By Sonny Scott
The headline was an attention grabber: “American High School Students Are Reading Books at 5th Grade Appropriate Levels: Report” (Emmeline Zhao on “The Huffington Post,” 3/22/12). The article went on to list the 20 most-assigned books to high school students, with their “reading level,” as measured by somebody’s algorithm, hovering around the fifth grade level. It included such to-be-expected fare as Harry Potter, “The Hunger Games,” the Nancy Drewish “To Kill a Mockingbird,” the mildly provocative “Of Mice and Men” and “Animal Farm,” along with “The Great Gatsby” and 14 titles unfamiliar to me.
Well…, of course. If you are a high school student choosing your own reading material, you go for the light stuff. If you are a high school teacher facing 30 kids – 20 of which don’t want to be there, and 25 of which have serious reading deficiencies, you don’t assign “Ulysses” or “The Sound and the Fury,” do you?
Our youth are born communicators. LOL, ROFL, and OMG may be the first creations of their pudgy little fingers. They pick up on nuance in social interaction much quicker than those of us who grew up at a more sedate pace. All these skills are important. “A picture is worth a thousand words,” the ancient cliché maker opined. “But it takes words to make that point,” some aphorist added. Carefully honed and organized prose is necessary to present complex ideas, and it’s on this shoal that our media-driven networking, texting, chatting, educationally fragmented student body runs aground.
Light reading for diversion was important to us on the farm at Sparta in the ’50s. Having no TV or telephone to fill time on sleepy Sunday afternoons or rainy day down times, Sis and I followed the example of our parents and read for diversion, knowledge and enjoyment – cultivating vocabulary, comprehension and reading speed all the while.
Schools usually manage to take the joy out of everything, but since the art of narrative was not extinct in the texts of the ’50s and ’60s, they failed to do so with reading. A comparison of vintage texts and modern is illuminating. The interpretations and points of view may have been dated or provincial, but those old writers could tell a story and sustain interest.

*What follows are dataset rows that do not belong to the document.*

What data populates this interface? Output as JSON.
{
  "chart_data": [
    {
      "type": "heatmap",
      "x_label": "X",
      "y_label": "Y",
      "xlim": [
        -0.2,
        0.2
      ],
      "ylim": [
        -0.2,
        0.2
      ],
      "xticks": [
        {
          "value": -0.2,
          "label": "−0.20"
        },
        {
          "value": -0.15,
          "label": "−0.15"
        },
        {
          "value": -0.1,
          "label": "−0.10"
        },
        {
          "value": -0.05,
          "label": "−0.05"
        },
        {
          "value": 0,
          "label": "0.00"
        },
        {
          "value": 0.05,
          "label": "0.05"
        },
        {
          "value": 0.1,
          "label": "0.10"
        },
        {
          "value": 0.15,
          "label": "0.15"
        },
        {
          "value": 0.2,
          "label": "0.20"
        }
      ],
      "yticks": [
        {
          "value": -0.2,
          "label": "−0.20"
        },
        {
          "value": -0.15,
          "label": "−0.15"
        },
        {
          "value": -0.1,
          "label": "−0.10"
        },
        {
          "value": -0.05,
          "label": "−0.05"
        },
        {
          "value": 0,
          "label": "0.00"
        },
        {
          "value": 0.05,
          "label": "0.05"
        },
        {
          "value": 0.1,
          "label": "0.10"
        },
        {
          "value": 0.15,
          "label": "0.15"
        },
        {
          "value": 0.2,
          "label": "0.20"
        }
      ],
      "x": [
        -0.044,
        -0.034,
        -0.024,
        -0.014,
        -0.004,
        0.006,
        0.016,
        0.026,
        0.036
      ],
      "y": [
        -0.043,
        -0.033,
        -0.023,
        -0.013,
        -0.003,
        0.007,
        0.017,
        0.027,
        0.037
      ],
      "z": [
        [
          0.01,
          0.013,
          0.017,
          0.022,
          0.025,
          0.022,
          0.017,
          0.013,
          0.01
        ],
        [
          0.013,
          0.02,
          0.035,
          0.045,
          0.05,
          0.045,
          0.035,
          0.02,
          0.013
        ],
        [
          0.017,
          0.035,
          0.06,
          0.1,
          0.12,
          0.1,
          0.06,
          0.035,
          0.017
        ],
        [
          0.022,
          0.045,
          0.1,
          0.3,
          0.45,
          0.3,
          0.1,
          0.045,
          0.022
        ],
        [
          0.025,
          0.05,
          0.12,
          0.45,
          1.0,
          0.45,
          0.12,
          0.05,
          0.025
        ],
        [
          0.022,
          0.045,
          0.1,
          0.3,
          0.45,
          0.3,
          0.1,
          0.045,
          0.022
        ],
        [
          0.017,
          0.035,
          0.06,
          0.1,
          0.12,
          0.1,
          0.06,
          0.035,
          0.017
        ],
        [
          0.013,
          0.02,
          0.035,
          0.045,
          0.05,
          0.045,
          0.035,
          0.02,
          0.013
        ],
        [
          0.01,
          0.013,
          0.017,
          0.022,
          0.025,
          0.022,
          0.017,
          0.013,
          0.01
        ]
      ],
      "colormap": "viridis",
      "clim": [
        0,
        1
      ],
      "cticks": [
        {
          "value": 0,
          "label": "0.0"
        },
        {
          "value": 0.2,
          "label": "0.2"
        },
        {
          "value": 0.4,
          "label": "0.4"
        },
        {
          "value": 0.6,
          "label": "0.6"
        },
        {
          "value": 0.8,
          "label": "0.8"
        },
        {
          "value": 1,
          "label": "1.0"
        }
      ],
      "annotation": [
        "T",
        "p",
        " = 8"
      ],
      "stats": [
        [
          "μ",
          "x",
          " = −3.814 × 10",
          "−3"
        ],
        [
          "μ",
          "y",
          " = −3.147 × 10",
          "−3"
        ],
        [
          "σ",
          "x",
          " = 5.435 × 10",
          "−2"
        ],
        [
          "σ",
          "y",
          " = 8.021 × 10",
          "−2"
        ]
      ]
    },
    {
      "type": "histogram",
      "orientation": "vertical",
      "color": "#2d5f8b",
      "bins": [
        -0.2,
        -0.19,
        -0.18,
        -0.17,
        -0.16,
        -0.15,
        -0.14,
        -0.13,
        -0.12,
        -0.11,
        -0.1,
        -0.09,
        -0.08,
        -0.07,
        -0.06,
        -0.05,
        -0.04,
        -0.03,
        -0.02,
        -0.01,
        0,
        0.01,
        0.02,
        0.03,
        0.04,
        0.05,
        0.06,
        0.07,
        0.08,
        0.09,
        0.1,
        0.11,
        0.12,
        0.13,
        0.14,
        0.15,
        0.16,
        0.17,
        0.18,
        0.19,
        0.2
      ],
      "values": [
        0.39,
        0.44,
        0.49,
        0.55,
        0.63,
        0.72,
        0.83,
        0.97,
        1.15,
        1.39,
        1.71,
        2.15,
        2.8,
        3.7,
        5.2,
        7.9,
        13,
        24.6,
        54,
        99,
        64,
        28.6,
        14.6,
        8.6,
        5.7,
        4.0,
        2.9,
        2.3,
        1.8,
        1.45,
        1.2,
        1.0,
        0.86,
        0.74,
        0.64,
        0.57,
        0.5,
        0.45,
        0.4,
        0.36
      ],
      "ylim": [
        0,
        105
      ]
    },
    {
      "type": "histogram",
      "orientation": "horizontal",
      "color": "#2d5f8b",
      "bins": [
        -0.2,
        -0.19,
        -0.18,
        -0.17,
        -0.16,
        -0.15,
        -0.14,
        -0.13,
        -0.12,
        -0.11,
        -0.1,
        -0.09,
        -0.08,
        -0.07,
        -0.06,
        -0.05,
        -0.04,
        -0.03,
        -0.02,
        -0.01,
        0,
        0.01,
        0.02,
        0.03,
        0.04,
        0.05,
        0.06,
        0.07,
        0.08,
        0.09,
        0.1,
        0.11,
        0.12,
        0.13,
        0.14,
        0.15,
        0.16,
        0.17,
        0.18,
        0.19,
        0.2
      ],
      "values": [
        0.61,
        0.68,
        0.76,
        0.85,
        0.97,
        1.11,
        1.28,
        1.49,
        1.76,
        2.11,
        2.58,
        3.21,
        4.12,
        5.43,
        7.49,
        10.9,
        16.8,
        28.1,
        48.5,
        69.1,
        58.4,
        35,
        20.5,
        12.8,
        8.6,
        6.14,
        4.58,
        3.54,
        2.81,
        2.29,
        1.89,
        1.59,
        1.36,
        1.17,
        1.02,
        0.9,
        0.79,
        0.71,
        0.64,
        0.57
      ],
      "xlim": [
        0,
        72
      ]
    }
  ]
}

Today’s committee-composed tomes weigh in at several pounds, cost upward of $70 each, are laden with color, graphics, and asides to make sure that every possible demographic group’s self-esteem gets a stroking, but they have no continuity and nobody reads them. (Neither would I.)
The skill and ability to read on an advanced level stands or falls with the language arts instructor, or “English teacher,” as we called her back in the day. In the 10th grade, I had the good fortune of encountering a teacher who wasn’t afraid of complacent students or doting parents. She assigned the first book report on a work of our choice, and I was glad to oblige. I loved to read, and writing reports had always seemed as natural as breathing. Imagine my surprise when my report came back adorned with “F+”. She seemed to be expecting me at recess, and cut right to the chase. “Your report is well organized and well written,” she allowed, “but your chosen book is light fiction with no value beyond trivial entertainment. If you want to improve your grade, read a work from this list, and we’ll see what happens.”

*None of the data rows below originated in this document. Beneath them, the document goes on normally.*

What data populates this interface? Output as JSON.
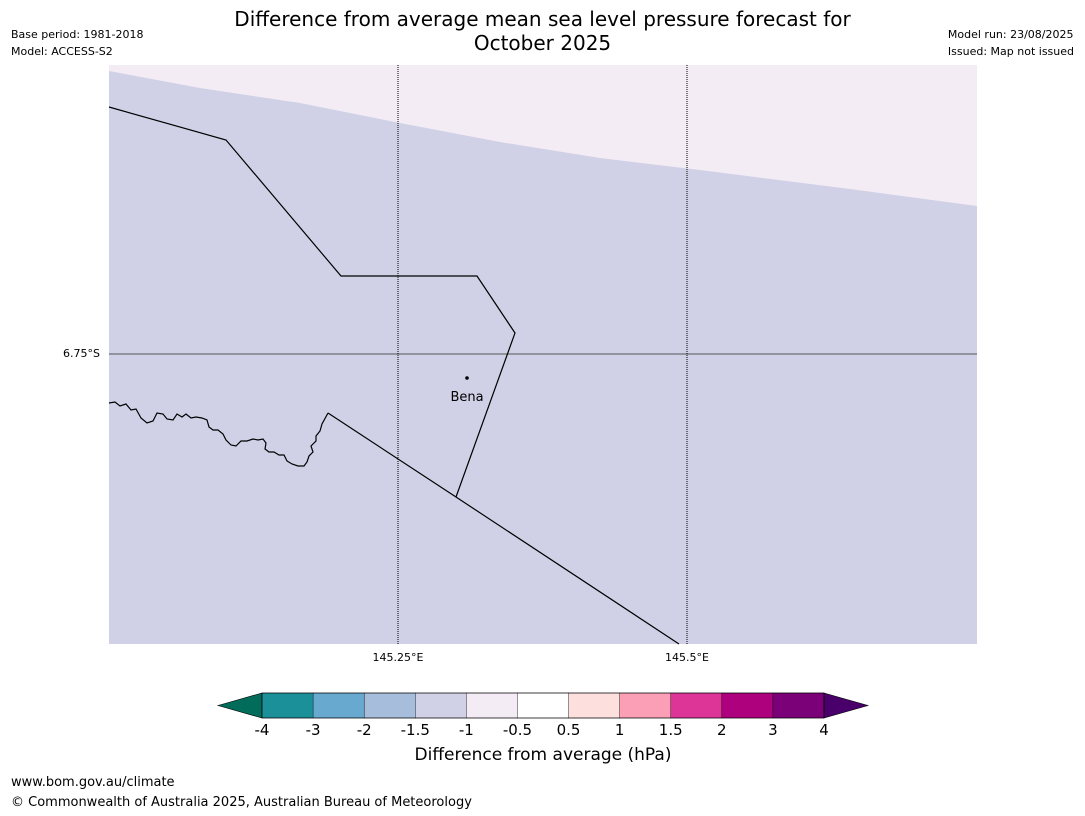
{
  "header": {
    "title_line1": "Difference from average mean sea level pressure forecast for",
    "title_line2": "October 2025",
    "base_period": "Base period: 1981-2018",
    "model": "Model: ACCESS-S2",
    "model_run": "Model run: 23/08/2025",
    "issued": "Issued: Map not issued"
  },
  "map": {
    "latitude_label": "6.75°S",
    "longitude_labels": [
      "145.25°E",
      "145.5°E"
    ],
    "place": {
      "name": "Bena"
    },
    "colors": {
      "main_fill": "#d0d1e6",
      "upper_fill": "#f4ecf5",
      "boundary": "#000000",
      "gridline_lat": "#555555",
      "gridline_lon": "#000000"
    }
  },
  "colorbar": {
    "title": "Difference from average (hPa)",
    "ticks": [
      "-4",
      "-3",
      "-2",
      "-1.5",
      "-1",
      "-0.5",
      "0.5",
      "1",
      "1.5",
      "2",
      "3",
      "4"
    ],
    "under_color": "#016c59",
    "over_color": "#49006a",
    "colors": [
      "#1c9099",
      "#67a9cf",
      "#a6bddb",
      "#d0d1e6",
      "#f4ecf5",
      "#ffffff",
      "#fde0dd",
      "#fa9fb5",
      "#dd3497",
      "#ae017e",
      "#7a0177"
    ]
  },
  "footer": {
    "url": "www.bom.gov.au/climate",
    "copyright": "© Commonwealth of Australia 2025, Australian Bureau of Meteorology"
  }
}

I went to the closet we euphemistically called a “library,” and came away with “A Tale of Two Cities.” By the time I finished reading and reporting on it (with Miss Thompson’s coaching on how to read literature), I was hooked. Like crack cocaine, good literature is highly addictive.
In today’s school climate, this approach (with its “find-my-strike-zone” approach) would not work. There would have to be state-approved “objectives” written in behavioral terms. Specific outcomes would have to be delineated and evaluated. (Read that as “tested.”) If it isn’t on the state sanctioned test, forget it. As the young folks say, “How is THAT working out for you?”
Hiring a well-educated teacher, trusting her to deal with a student in accordance with her judgment, and staying out of her way while she does her job … what a radical idea! Wonder why it’s never been tried? Oh, wait … it has been. I wonder why it went out of style?